El actual presidente estadounidense parece haber invertido mucho más esfuerzo y tiempo en golpear a los yihadistas que en apoyar a los movimientos democráticos de la región que tomaron fuerza durante la primavera árabe, la revuelta popular por la dignidad y la libertad. Nada hizo para evitar el golpe de Estado que sacó del poder a Mohamed Mursi, el primer presidente elegido democráticamente en Egipto, ni para frenar la invasión de Bahréin por parte de tropas de Arabia Saudí, ni tampoco para apoyar militarmente al Ejército Sirio Libre, como sí hizo, sin embargo, con los rebeldes libios que lucharon contra Muamar el Gadafi.
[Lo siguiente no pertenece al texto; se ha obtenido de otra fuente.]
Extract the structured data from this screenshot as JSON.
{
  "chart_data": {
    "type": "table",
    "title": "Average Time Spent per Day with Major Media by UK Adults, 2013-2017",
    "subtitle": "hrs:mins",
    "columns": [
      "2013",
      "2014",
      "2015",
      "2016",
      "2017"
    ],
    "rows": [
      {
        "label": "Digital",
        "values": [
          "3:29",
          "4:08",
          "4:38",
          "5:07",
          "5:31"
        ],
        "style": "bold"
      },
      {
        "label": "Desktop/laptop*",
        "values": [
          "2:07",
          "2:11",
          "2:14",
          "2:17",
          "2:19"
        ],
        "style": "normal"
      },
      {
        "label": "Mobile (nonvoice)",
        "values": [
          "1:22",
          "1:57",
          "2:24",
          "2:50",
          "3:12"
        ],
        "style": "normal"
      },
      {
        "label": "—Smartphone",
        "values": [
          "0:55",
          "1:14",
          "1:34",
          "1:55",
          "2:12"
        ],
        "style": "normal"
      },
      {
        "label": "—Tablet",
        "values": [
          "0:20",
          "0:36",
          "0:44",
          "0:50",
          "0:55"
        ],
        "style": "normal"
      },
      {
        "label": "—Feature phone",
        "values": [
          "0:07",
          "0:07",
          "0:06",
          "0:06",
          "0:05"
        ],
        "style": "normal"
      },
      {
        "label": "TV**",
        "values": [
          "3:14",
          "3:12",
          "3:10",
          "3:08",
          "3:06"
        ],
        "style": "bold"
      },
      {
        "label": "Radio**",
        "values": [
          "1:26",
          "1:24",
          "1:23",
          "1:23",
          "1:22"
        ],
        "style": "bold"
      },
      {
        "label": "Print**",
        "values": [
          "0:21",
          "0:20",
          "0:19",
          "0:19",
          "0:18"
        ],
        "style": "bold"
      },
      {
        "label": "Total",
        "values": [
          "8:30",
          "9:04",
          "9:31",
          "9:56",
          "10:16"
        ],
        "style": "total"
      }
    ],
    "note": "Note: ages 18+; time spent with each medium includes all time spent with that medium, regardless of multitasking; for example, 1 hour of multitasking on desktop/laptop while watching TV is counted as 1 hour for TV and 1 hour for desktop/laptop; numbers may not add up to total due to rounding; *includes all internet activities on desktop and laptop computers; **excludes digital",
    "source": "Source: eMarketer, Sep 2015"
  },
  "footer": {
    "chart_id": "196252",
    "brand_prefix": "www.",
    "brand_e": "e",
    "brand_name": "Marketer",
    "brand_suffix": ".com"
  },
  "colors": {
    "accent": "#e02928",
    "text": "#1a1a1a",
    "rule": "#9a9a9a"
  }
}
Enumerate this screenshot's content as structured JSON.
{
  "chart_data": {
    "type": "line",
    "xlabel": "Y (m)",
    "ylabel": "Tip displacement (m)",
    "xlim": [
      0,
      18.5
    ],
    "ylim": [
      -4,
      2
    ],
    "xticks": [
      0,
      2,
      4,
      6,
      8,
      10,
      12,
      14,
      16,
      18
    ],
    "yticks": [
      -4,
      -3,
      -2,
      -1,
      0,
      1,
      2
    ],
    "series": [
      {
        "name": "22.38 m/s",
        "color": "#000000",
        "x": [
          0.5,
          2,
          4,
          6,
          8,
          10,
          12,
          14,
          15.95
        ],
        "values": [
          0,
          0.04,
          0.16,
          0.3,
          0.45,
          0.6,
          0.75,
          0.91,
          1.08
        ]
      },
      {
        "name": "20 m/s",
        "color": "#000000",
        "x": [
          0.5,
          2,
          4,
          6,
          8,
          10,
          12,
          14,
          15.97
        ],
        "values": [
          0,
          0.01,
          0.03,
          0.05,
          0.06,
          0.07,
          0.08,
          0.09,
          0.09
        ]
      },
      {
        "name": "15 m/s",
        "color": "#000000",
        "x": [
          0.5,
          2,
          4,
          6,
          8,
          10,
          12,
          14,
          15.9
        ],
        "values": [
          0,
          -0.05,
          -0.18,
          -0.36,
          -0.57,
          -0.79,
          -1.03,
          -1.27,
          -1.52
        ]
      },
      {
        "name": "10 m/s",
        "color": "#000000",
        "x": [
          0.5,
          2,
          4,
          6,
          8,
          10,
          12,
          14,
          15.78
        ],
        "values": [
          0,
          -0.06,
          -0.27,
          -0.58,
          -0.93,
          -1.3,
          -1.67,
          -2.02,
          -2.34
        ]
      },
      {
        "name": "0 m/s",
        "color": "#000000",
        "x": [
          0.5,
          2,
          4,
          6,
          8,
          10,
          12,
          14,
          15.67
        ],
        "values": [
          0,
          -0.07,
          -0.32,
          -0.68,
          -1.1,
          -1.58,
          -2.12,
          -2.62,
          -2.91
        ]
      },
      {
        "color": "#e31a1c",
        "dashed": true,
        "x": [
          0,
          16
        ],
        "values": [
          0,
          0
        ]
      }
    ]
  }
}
Tal vez el objetivo nunca ha sido derrocar al presidente sirio Bashar al Asad -más vale malo conocido que bueno por conocer- sino debilitar al Ejército sirio y al propio régimen, de confesión alauí, una rama del chiismo, aliado de Irán, y el gran enemigo de Israel, pieza clave en el tablero de Oriente Próximo.

Siria ha dejado de hecho de existir como país y algo parecido pasa con Irak. Las líneas trazadas por Sykes-Picot -el reparto de la región entre el Reino Unido y Francia como consecuencia de la descomposición del imperio Otomano tras la primera guerra mundial- parecen condenadas a desaparecer, en aras a desmembrar la región en pequeños estados débiles formados bajo criterios de etnias y confesiones religiosas. La convivencia entre chiís y sunís parece cada día más difícil.

ESCAPAR DE LA BARBARIE

Mientras tanto, la islamofobia y la xenofobia se expanden como la espuma por la Europa cristiana, incapaz de dar respuesta a las decenas de miles de personas que escapan de la barbarie y de darse cuenta de que los extremistas del Corán armados son un porcentaje ridículo en el universo del islam, religión que profesan más de 1.500 millones de personas en todo el mundo.

Tras dejarlo crecer, el monstruo del Estado Islámico pierde fuerza, gracias a las operaciones militares de EEUU y demás países en Siria e Irak, lo que no significa, sin embargo, que vaya a desaparecer, al menos a corto plazo. Pero otro monstruo resurge de las cenizas, el de la extrema derecha, la que se creía desterrada de la vieja Europa tras la gran devastación de hace apenas setenta años. Un peligro probablemente mayor que el de los yihadistas.